Три товарища и другие романы — страница 4 из 197

— Вы полагаете, он сможет вести машину? — спросил я.

— Думаю, да.

Я не отрываясь смотрел на нее.

— Если вы в нем не уверены, кто-то из нас мог бы поехать с вами.

Она достала пудреницу и щелкнула ее крышкой.

— Ничего, как-нибудь обойдется. Да он даже лучше водит, когда выпьет.

— Лучше и, вероятно, более лихо, — возразил я.

Она посмотрела на меня поверх своего зеркальца.

— Что ж, будем надеяться, что все обойдется, — сказал я.

Опасения мои были явно преувеличены. Биндинг держался вполне сносно. Но так не хотелось отпускать ее ни с чем.

— Вы разрешите мне позвонить вам завтра, чтобы узнать, как вы доехали? — спросил я.

Она ответила не сразу.

— Ведь и мы несем известную ответственность за вас — как зачинщики этой попойки. Особенно я с моим ромом в честь дня рождения.

Она засмеялась.

— Ну хорошо, если вы так настаиваете. Вестен, 27–96.

Как только мы вышли, я сразу же записал номер. Мы посмотрели, как Биндинг отъехал, и выпили еще по последней, на дорожку. Потом запустили на всю катушку мотор нашего «Карла». Он понесся, разметая легкий мартовский туман; дышалось легко, город летел нам навстречу мириадами пляшущих огоньков; вот, как ярко освещенный корабль, из тумана вдруг выплыл бар Фредди. Мы поставили «Карла» на якорь. Жидким золотом тек коньяк, джин сверкал, как аквамарин, а ром был воплощением самой жизни. С железной несокрушимостью восседали мы за стойкой бара, музыка плескалась, жизнь светлела и наливалась силой, мощными волнами теснила нам грудь, унося прочь и самую память о безнадежности пустых меблирашек, которые нас ожидали, о безотрадности существования. Стойка бара была капитанским мостиком на корабле жизни, и мы смело правили в пучину будущего…

II

На другой день было воскресенье. Спал я долго и проснулся, только когда солнце добралось до моей постели. Я вскочил и распахнул окно. День выдался свежий и ясный. Я поставил спиртовку на табурет и пустился на поиски банки с кофе. Хозяйка моя, фрау Залевски, разрешала мне варить кофе у себя в комнате. Ее кофе был слишком жидок. Особенно после вчерашней попойки.

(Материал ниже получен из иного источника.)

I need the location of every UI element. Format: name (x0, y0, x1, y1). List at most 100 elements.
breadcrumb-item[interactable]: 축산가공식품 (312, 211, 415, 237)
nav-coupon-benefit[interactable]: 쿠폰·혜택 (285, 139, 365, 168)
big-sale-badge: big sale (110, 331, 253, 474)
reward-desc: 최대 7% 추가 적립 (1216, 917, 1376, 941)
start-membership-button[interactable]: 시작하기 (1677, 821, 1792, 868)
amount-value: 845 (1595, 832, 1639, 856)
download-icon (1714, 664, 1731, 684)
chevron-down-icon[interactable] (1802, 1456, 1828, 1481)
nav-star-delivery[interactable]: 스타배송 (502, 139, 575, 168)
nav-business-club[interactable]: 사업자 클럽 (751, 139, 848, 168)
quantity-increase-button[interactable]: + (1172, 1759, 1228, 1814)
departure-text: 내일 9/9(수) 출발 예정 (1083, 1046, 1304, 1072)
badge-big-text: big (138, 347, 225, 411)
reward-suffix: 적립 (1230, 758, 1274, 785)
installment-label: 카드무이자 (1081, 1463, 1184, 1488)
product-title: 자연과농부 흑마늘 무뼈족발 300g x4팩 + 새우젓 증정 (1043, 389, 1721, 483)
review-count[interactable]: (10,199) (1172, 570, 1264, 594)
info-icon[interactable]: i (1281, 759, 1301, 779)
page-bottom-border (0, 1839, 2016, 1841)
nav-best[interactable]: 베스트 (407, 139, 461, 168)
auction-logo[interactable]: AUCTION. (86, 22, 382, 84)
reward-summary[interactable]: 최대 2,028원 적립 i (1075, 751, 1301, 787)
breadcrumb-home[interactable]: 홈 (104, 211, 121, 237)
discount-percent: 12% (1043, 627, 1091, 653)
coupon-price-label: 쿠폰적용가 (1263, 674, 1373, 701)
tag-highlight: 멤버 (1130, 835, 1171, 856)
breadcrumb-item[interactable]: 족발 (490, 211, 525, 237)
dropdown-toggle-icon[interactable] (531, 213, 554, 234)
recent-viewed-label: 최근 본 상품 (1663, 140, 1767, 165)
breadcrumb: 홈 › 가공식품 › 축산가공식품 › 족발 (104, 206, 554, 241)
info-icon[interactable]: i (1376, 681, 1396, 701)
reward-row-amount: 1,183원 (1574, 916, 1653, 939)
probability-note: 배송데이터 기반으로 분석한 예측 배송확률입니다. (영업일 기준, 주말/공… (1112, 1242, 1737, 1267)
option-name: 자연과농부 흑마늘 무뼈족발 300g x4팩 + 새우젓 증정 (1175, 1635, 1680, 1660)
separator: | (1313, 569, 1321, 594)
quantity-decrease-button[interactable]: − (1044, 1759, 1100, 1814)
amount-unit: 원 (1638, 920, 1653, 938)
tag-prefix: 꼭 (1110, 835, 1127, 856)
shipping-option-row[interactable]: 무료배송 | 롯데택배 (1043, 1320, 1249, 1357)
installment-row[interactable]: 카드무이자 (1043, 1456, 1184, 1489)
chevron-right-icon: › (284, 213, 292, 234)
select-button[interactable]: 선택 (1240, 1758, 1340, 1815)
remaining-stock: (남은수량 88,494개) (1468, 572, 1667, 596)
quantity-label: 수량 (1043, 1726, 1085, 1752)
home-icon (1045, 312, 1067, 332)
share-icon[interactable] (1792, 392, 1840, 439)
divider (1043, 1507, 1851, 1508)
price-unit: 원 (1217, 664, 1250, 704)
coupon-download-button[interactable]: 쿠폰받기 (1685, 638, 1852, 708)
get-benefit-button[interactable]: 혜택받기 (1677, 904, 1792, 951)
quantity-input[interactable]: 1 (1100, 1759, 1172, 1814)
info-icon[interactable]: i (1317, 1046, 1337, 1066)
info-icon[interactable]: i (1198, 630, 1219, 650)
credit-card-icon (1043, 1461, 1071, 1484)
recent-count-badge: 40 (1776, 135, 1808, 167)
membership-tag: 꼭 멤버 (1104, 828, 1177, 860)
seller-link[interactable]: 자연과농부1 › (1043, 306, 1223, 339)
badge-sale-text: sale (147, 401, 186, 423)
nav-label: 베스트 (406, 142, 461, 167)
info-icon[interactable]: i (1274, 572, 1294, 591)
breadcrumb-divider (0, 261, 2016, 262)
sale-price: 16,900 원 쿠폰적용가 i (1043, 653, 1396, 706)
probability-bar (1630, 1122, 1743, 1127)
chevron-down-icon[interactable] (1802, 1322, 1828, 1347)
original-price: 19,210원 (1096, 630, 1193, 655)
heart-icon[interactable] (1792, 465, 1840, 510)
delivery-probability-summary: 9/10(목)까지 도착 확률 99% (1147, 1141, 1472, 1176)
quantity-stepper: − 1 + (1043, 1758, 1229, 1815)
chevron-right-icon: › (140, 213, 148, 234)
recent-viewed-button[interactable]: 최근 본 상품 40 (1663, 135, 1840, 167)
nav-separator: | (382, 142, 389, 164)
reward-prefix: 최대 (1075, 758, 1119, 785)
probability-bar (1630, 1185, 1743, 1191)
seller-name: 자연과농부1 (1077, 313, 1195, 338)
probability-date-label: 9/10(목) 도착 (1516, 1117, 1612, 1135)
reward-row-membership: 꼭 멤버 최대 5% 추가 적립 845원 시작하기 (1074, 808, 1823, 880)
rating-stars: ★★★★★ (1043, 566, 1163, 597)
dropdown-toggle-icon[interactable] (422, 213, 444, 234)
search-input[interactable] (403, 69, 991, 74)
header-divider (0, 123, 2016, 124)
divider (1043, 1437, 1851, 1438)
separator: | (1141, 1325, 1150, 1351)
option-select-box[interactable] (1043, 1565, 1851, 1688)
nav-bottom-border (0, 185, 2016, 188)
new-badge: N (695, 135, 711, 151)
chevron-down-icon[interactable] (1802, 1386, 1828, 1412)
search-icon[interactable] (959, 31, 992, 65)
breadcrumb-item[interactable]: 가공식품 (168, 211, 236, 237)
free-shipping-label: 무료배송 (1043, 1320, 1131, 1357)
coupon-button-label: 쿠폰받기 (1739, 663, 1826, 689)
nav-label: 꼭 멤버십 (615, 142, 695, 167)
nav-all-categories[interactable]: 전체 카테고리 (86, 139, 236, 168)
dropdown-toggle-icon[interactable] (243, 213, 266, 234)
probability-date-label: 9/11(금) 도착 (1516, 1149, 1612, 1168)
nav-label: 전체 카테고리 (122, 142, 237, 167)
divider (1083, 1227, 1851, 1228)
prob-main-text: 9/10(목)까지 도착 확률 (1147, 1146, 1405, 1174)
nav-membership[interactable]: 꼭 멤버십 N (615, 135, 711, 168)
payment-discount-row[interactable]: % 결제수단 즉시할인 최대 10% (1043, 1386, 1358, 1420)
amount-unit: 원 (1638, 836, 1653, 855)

Вот уже два года, как я жил в пансионе фрау Залевски. Мне нравился этот район. Здесь всегда что-нибудь происходило, так как на тесном пятачке расположились Дом профсоюзов, кафе «Интернациональ» и зал собраний Армии спасения. К тому же перед домом находилось старое кладбище, на котором давно уже не хоронили. Деревья там были как в парке, и ночью, в тихую погоду, можно было подумать, что живешь за городом. Тишина, однако, наступала здесь поздно — рядом с кладбищем раскинулась шумная площадь с каруселью, качелями, балаганом.

Кладбище означало верный гешефт для фрау Залевски. Ссылаясь на свежий воздух и приятный вид из окна, она могла брать за комнаты подороже. А когда жильцы выражали свое недовольство, она всякий раз говорила:

— Но, господа, вы только подумайте, какое местоположение!


Одевался я очень медленно. Только так можно ощутить выходной день. Умылся, побродил по комнате, просмотрел газеты, сварил себе кофе, постоял у окна, поглазел на то, как поливают улицу, послушал, как поют птицы на высоких кладбищенских деревьях, — а пели они будто маленькие серебряные дудочки самого Господа Бога, сопровождающие тихую, сладостную мелодию меланхолической шарманки на площади, — порылся потом в своих носках и рубашках, выбирая из двух-трех так, будто у меня было их двадцать; насвистывая, выгреб все из карманов — мелочь, перочинный ножик, ключи, сигареты, — и тут вдруг на глаза мне попалась вчерашняя бумажка с именем девушки и ее телефоном. Патриция Хольман. Странное имя — Патриция. Я положил бумажку на стол. Неужели это было только вчера? А как далеко отодвинулось — почти забылось в жемчужно-сером чаду алкоголя… В этом и чудо опьянения — оно быстро стягивает в один узел всю твою жизнь, зато между вечером и утром оставляет зазоры, в которых умещаются целые годы.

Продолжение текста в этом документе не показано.